Whether directly tied to Kareem or not, though, my nascent basketball fandom was inevitably most impacted by other similar Colossuses (Colossusi?). The big men of the ’80s and ’90s NBA were enthralling to me — David Robinson’s smoothness of motion, Hakeem Olajuwon’s athleticism and skill, Patrick Ewing’s scowling ferocity, Dikembe Mutombo’s playful defensive mastery, Alonzo Mourning’s burning intensity and Shaq’s brute-force assaults on defenders and rims alike.

Later on, as my appreciation of the history of the game grew, I began to research others who I’d missed — Wilt, Russell, Moses, Walton, etc.

And while there were plenty of other smaller legends I loved along the way (Magic, Worthy, Bird, Dominique, Barkley, Jordan and so on), they couldn’t ever quite match the giants, the behemoths, the leviathans who made the progeny of 5-foot-7 and 5-foot-5 parents wish — against all apparent rational hope — that he might one day grow to be 7 feet tall.

That dream was eventually abandoned. Much like the center position in the modern NBA.

OK, that’s admittedly a bit hyperbolic.

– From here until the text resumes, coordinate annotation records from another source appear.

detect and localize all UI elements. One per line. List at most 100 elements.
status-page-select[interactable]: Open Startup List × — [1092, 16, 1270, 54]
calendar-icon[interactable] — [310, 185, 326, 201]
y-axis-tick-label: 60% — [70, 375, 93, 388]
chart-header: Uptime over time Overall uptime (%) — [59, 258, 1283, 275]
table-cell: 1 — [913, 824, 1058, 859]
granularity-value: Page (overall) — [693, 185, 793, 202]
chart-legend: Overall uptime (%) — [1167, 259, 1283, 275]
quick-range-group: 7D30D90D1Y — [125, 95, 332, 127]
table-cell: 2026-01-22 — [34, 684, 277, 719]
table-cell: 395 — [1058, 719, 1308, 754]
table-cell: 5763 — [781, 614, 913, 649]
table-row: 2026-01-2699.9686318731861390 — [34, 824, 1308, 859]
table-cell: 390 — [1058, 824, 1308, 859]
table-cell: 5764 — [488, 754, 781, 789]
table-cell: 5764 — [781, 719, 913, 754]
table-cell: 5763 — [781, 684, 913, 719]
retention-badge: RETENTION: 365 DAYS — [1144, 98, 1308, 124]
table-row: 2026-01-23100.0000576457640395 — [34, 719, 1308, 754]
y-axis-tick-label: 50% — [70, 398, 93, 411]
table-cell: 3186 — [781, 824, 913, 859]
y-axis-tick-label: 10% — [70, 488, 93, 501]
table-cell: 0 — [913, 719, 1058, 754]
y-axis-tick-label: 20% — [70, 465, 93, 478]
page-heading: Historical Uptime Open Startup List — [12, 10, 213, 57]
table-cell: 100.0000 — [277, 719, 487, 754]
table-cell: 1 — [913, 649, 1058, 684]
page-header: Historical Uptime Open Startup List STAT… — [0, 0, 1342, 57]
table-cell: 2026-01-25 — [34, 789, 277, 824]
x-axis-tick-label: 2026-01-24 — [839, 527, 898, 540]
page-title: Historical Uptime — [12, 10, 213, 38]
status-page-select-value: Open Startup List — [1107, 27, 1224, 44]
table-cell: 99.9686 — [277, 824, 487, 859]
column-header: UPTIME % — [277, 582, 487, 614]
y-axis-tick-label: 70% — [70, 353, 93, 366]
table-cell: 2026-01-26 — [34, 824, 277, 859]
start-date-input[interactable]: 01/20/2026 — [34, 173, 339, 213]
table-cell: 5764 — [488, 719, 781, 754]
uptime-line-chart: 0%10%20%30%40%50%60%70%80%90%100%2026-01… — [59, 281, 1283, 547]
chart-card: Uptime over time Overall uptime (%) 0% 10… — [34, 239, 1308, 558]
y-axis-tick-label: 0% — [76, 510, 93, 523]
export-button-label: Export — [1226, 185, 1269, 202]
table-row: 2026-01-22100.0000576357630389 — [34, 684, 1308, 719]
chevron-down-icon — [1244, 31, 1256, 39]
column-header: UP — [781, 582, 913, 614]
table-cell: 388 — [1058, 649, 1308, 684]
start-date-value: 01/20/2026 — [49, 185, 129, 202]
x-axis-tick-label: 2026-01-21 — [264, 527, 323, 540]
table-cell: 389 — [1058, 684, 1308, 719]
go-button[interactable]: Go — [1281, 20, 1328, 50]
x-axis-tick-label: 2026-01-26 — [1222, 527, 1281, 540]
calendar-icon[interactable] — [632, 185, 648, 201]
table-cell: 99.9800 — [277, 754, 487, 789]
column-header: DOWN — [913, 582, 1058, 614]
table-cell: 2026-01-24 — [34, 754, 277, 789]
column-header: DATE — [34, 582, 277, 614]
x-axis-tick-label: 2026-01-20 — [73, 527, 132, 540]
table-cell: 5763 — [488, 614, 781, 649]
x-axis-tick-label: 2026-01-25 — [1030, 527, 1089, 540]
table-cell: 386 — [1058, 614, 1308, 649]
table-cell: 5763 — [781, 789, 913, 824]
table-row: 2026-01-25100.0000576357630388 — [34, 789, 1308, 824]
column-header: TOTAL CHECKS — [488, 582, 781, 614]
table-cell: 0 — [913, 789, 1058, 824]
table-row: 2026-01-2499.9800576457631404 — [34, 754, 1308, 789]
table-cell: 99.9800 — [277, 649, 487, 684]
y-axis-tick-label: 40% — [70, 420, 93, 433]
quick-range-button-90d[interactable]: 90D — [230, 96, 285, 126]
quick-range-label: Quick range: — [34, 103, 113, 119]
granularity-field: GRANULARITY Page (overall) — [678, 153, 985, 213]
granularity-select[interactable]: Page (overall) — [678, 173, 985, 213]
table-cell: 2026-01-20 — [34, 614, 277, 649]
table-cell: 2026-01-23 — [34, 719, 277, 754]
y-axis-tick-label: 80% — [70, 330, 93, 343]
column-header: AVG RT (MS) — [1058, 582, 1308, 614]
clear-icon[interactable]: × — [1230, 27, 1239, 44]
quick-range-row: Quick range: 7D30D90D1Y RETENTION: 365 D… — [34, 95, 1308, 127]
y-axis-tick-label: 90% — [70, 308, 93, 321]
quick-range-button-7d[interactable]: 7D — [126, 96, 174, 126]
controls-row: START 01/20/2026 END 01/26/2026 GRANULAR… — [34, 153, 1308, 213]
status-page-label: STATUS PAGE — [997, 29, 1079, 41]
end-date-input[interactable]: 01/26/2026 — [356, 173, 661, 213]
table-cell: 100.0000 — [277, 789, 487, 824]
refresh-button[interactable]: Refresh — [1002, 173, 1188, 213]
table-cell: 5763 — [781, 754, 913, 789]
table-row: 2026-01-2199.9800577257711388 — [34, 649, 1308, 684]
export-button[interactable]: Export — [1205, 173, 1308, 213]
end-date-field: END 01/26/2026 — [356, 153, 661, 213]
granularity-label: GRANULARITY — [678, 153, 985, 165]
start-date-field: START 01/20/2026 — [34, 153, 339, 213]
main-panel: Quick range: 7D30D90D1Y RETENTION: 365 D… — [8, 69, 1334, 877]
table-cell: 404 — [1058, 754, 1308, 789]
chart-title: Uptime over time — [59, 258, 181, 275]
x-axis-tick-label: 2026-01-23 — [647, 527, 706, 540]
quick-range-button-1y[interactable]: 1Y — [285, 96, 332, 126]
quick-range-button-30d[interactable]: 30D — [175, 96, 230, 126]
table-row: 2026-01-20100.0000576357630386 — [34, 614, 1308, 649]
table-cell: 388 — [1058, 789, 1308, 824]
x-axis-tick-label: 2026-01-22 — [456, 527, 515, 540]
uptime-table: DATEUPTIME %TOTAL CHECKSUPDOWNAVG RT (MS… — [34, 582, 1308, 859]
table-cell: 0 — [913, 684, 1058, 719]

Technically, only the Houston Rockets have completely eschewed the position for now. And one Rudy Gobert-Bourgarel of Saint-Quentin, France might have a bone to pick with me the next time our paths cross.

Still, it’s hard not to look at the modern NBA and conclude that a league that was once actually premised upon and dominated by the presence of very tall men now has increasingly little use for them, unless they, too, can hit 3-pointers at a semi-efficient clip.

This is not really earth-shattering news, I know, but it makes me sad.

You will recall a few seasons ago when positional voting for All-Star Game starting lineups was amended to eliminate the one-center/two-forward format of forever in favor of three “frontcourt” positions.

Honestly, once coaches figured out a few years back that efficient 3s are a better percentage play than post-ups, it spelled the position’s doom.

Again, hyperbole. After all, Gobert’s rim protection is still a thing. Nikola Jokic’s all-around offensive brilliance is still a thing. Joel Embiid’s frequent falling down and being rewarded with free throws is still a thing.

Meanwhile, the Suns liked center DeAndre Ayton enough to draft him over Luka Doncic (though I think we can concede that was a mistake). Center James Wiseman is a candidate to go No. 1 in the next draft. So, centers are still kinda sorta a thing.

Just not in Houston, as the Rockets dealt away big man Clint Capela the other day, content to roll all smallball-like with 6-5 P.J. Tucker manning the middle. They’re betting they have enough 3-point shooting and defensive switchability to make life miserable for conventional opposing lineups. And they just might, if recent performances against the Jazz and Lakers are any indication.

I really hope centers aren’t ancient history. Basketball without exceptionally large humans is just weird to me. This whole Houston experiment is kinda making me worried that, in a copycat league, centers may not be long for the basketball world.

Then again, the Rockets lost by 36 and got outrebounded 51-29 by Ayton and the Suns on Friday night. So perhaps all Houston will end up doing is proving the big fellas still have a place in the game after all.